At Galerie Krinzinger , Anthony Olubunmi Akinbola conjures an animal farm. While a herd of fifteen wood-carved goats roams around the gallery, one goat bears the face of Akinbola, caught in a process of objectification. Raised between the US and Nigeria, the artist reflects on the complexities of cultural exports in his latest exhibition.
Western Beef takes its title from a low-cost supermarket chain in New York City, heralded for its affordable meat supply. Akinbola finds interest in the implicit and explicit transformation of African cultural products by the time they touch down in the West. As a symbol of both food and fortune, he asks: “Is a goat better embodied by a wooden effigy or its skin rotating by conveyor?” Through a series of multi-textural installations, the exhibition brings every stage of the supply chain to center stage.
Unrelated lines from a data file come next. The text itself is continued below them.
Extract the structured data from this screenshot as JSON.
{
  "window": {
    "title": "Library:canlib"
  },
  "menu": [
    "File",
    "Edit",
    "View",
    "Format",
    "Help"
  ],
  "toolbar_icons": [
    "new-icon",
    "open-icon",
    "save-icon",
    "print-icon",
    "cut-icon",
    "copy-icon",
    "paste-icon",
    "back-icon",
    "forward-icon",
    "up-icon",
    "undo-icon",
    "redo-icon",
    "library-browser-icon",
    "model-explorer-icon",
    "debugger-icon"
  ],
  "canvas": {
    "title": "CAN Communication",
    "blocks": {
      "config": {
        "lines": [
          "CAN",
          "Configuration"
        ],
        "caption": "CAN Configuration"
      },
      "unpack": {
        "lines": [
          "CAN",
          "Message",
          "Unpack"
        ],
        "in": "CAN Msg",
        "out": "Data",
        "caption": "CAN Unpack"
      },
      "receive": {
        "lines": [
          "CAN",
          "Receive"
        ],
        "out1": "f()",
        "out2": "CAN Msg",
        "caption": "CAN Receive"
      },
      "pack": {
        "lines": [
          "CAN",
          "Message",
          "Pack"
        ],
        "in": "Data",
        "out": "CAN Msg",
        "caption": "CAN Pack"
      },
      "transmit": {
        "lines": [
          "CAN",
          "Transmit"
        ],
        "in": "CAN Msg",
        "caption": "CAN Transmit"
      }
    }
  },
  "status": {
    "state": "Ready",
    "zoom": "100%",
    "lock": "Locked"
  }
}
From birth to butcher, the goat is a launchpad for questions around race, commodity and mass production. Time moves slowly in the shiny silver limbo of “Carousel,” as hides endlessly circle the gallery. Meanwhile, exoticism and luxury take flight in “Raw Potential,” composed of a ready-for-export stack of Nigerian leather, typically used by high-end brands in the US and Europe.
Western Beef is anchored by Akinbola’s fascination with objects when they are taken from their original contexts and placed under an emblematic light. Charting through terrains of global production, Western Beef offers a dream of emergence, where identity.